A picture of the Palestine that flourished before the advent of the Israelites, and a contrasting view of the Palestine of today, have been brought back by Dr. Elihu Grant, professor of Biblical literature at Haverford College.

Dr. Grant was associate director of the archaeological expedition undertaken by the Pacific School of Religion, Berkeley, Calif., at the site of ancient Mizpah, eight miles from Jerusalem, where the Prophet Samuel proclaimed Saul the first King of the Isrealites, Dr. William F. Bade, dean of the Pacific school was director of the expedition.

A large section of the old city wall was uncovered, together with many cisterns, wells, storehouses, dwellings and tombs, some of the latter going back to the Bronze Age, and revealing a high degree of civilization.

The cost of excavating has gone up, Dr.

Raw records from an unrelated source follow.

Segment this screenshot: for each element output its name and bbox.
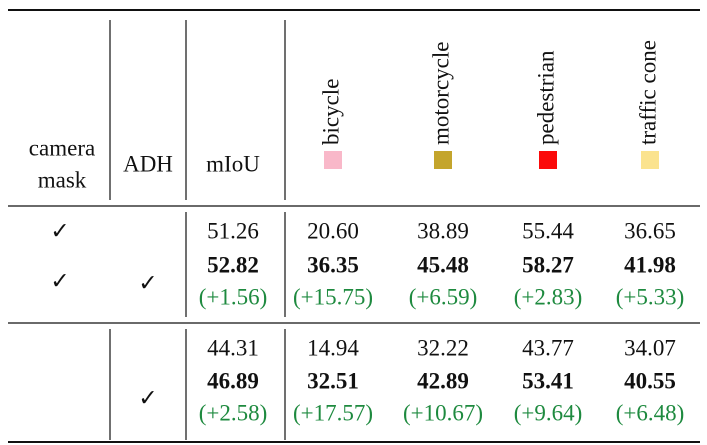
header-miou: mIoU xyxy=(206,151,260,176)
header-class: bicycle xyxy=(318,79,343,145)
class-swatch xyxy=(641,151,659,169)
value-cell: 55.44 xyxy=(522,218,574,243)
value-cell: 32.22 xyxy=(417,335,469,360)
value-cell: 51.26 xyxy=(207,218,259,243)
value-cell: 36.65 xyxy=(624,218,676,243)
header-adh: ADH xyxy=(123,151,173,176)
value-cell: 34.07 xyxy=(624,335,676,360)
header-camera-mask: camera xyxy=(29,135,95,160)
delta-cell: (+6.48) xyxy=(616,400,685,425)
value-cell: 52.82 xyxy=(207,252,259,277)
header-camera-mask: mask xyxy=(38,167,87,192)
class-swatch xyxy=(539,151,557,169)
value-cell: 32.51 xyxy=(307,368,359,393)
header-class: pedestrian xyxy=(533,50,558,145)
delta-cell: (+2.58) xyxy=(199,400,268,425)
value-cell: 43.77 xyxy=(522,335,574,360)
value-cell: 42.89 xyxy=(417,368,469,393)
class-swatch xyxy=(324,151,342,169)
value-cell: 45.48 xyxy=(417,252,469,277)
delta-cell: (+1.56) xyxy=(199,284,268,309)
delta-cell: (+6.59) xyxy=(409,284,478,309)
check: ✓ xyxy=(138,385,157,410)
value-cell: 46.89 xyxy=(207,368,259,393)
value-cell: 44.31 xyxy=(207,335,259,360)
delta-cell: (+2.83) xyxy=(514,284,583,309)
delta-cell: (+15.75) xyxy=(293,284,373,309)
check: ✓ xyxy=(50,268,69,293)
check: ✓ xyxy=(138,270,157,295)
delta-cell: (+5.33) xyxy=(616,284,685,309)
value-cell: 14.94 xyxy=(307,335,359,360)
delta-cell: (+9.64) xyxy=(514,400,583,425)
value-cell: 20.60 xyxy=(307,218,359,243)
value-cell: 38.89 xyxy=(417,218,469,243)
check: ✓ xyxy=(50,218,69,243)
value-cell: 36.35 xyxy=(307,252,359,277)
value-cell: 40.55 xyxy=(624,368,676,393)
value-cell: 53.41 xyxy=(522,368,574,393)
delta-cell: (+17.57) xyxy=(293,400,373,425)
header-class: traffic cone xyxy=(635,40,660,145)
value-cell: 41.98 xyxy=(624,252,676,277)
class-swatch xyxy=(434,151,452,169)
header-class: motorcycle xyxy=(428,42,453,145)
delta-cell: (+10.67) xyxy=(403,400,483,425)
value-cell: 58.27 xyxy=(522,252,574,277)
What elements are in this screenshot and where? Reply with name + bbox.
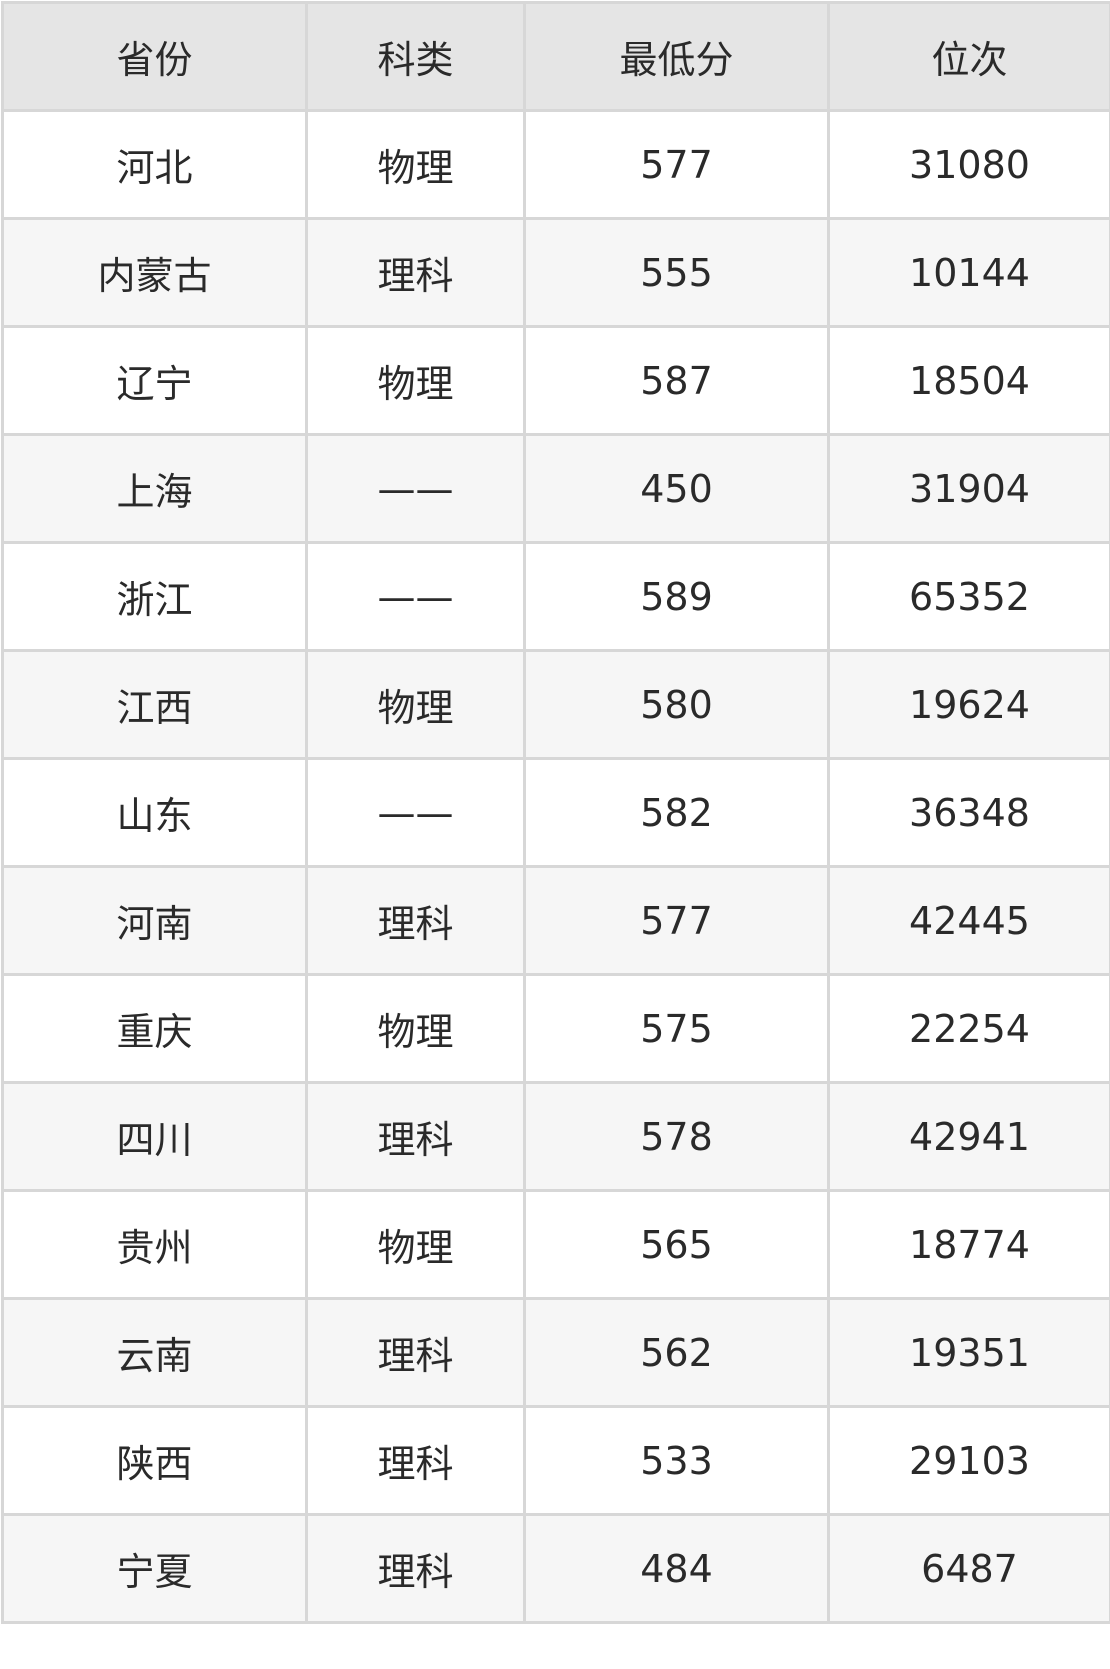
min-score-cell: 589 bbox=[525, 543, 829, 651]
subject-cell: 理科 bbox=[307, 1299, 525, 1407]
province-cell: 河南 bbox=[3, 867, 307, 975]
min-score-cell: 565 bbox=[525, 1191, 829, 1299]
subject-cell: 物理 bbox=[307, 327, 525, 435]
rank-cell: 6487 bbox=[829, 1515, 1110, 1623]
min-score-cell: 577 bbox=[525, 867, 829, 975]
province-cell: 河北 bbox=[3, 111, 307, 219]
subject-cell: 理科 bbox=[307, 1515, 525, 1623]
min-score-cell: 577 bbox=[525, 111, 829, 219]
subject-cell: 物理 bbox=[307, 111, 525, 219]
province-cell: 浙江 bbox=[3, 543, 307, 651]
header-min-score: 最低分 bbox=[525, 3, 829, 111]
province-cell: 云南 bbox=[3, 1299, 307, 1407]
subject-cell: 理科 bbox=[307, 1083, 525, 1191]
province-cell: 山东 bbox=[3, 759, 307, 867]
province-cell: 贵州 bbox=[3, 1191, 307, 1299]
subject-cell: 理科 bbox=[307, 219, 525, 327]
subject-cell: 理科 bbox=[307, 867, 525, 975]
rank-cell: 18504 bbox=[829, 327, 1110, 435]
province-cell: 四川 bbox=[3, 1083, 307, 1191]
header-subject: 科类 bbox=[307, 3, 525, 111]
province-cell: 上海 bbox=[3, 435, 307, 543]
subject-cell: —— bbox=[307, 435, 525, 543]
min-score-cell: 450 bbox=[525, 435, 829, 543]
min-score-cell: 578 bbox=[525, 1083, 829, 1191]
min-score-cell: 580 bbox=[525, 651, 829, 759]
min-score-cell: 533 bbox=[525, 1407, 829, 1515]
min-score-cell: 555 bbox=[525, 219, 829, 327]
rank-cell: 42941 bbox=[829, 1083, 1110, 1191]
subject-cell: —— bbox=[307, 759, 525, 867]
min-score-cell: 484 bbox=[525, 1515, 829, 1623]
min-score-cell: 575 bbox=[525, 975, 829, 1083]
rank-cell: 22254 bbox=[829, 975, 1110, 1083]
province-cell: 重庆 bbox=[3, 975, 307, 1083]
rank-cell: 19624 bbox=[829, 651, 1110, 759]
rank-cell: 19351 bbox=[829, 1299, 1110, 1407]
province-cell: 江西 bbox=[3, 651, 307, 759]
rank-cell: 10144 bbox=[829, 219, 1110, 327]
province-cell: 辽宁 bbox=[3, 327, 307, 435]
rank-cell: 31904 bbox=[829, 435, 1110, 543]
province-cell: 陕西 bbox=[3, 1407, 307, 1515]
province-cell: 内蒙古 bbox=[3, 219, 307, 327]
header-province: 省份 bbox=[3, 3, 307, 111]
subject-cell: 物理 bbox=[307, 975, 525, 1083]
min-score-cell: 582 bbox=[525, 759, 829, 867]
rank-cell: 65352 bbox=[829, 543, 1110, 651]
subject-cell: 物理 bbox=[307, 1191, 525, 1299]
subject-cell: 理科 bbox=[307, 1407, 525, 1515]
rank-cell: 36348 bbox=[829, 759, 1110, 867]
rank-cell: 29103 bbox=[829, 1407, 1110, 1515]
min-score-cell: 587 bbox=[525, 327, 829, 435]
province-cell: 宁夏 bbox=[3, 1515, 307, 1623]
header-rank: 位次 bbox=[829, 3, 1110, 111]
rank-cell: 18774 bbox=[829, 1191, 1110, 1299]
table-header-row: 省份 科类 最低分 位次 bbox=[3, 3, 1110, 111]
min-score-cell: 562 bbox=[525, 1299, 829, 1407]
rank-cell: 31080 bbox=[829, 111, 1110, 219]
rank-cell: 42445 bbox=[829, 867, 1110, 975]
subject-cell: —— bbox=[307, 543, 525, 651]
subject-cell: 物理 bbox=[307, 651, 525, 759]
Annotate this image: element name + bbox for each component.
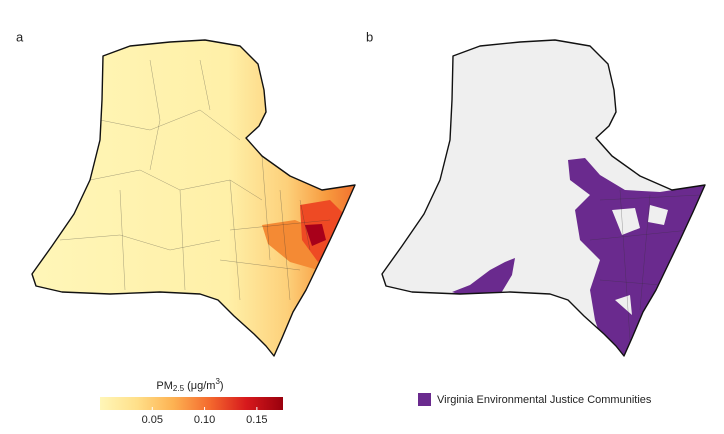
colorbar-tick-label: 0.10 (194, 414, 215, 426)
colorbar-title-part: 2.5 (173, 384, 185, 393)
colorbar (100, 397, 283, 410)
colorbar-title-part: (μg/m (184, 380, 215, 392)
ej-region (568, 158, 705, 356)
ej-region (452, 258, 515, 298)
colorbar-title-part: PM (156, 380, 173, 392)
tract-boundaries (589, 189, 701, 341)
panel-label: a (16, 29, 24, 44)
tract-boundaries (59, 59, 331, 301)
map-fill (612, 205, 668, 315)
colorbar-title-part: ) (220, 380, 224, 392)
pm25-map (32, 40, 355, 356)
colorbar-tick-label: 0.15 (246, 414, 267, 426)
map-fill (32, 40, 355, 356)
panel-label: b (366, 29, 373, 44)
colorbar-tick-label: 0.05 (142, 414, 163, 426)
legend-swatch (418, 393, 431, 406)
legend-label: Virginia Environmental Justice Communiti… (437, 394, 652, 406)
colorbar-title: PM2.5 (μg/m3) (156, 377, 223, 393)
colorbar-ticks: 0.05 0.10 0.15 (142, 407, 268, 426)
map-fill (305, 224, 326, 246)
colorbar-title-part: 3 (215, 377, 220, 386)
ej-map (382, 40, 705, 356)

Grant discovered. Where native laborers formerly received 15 to 18 cents a day, they now receive 50 cents and upward. In addition to paying high wages, the modern archaeologist in Palestine finds himself also playing the role of benefactor to the native farmer on whose lands he is digging.

Beneath the rocky top soil that covers the site of some long-dead city, the archaeologist finds layer on layer of rich soil in which are hidden the pottery fragments and other remains from which he is able to reconstruct the life of another age. When careful sifting of this earth has given him all that he is seeking, he has it carried out and spread upon the land, filling up his deep excavations with rock and other surface debris.

As a result of this custom, Dr. Grant and his co-workers received a cordial invitation to return. They had given back to cultivation three acres of ground in a land where every inch of fertile soil is precious.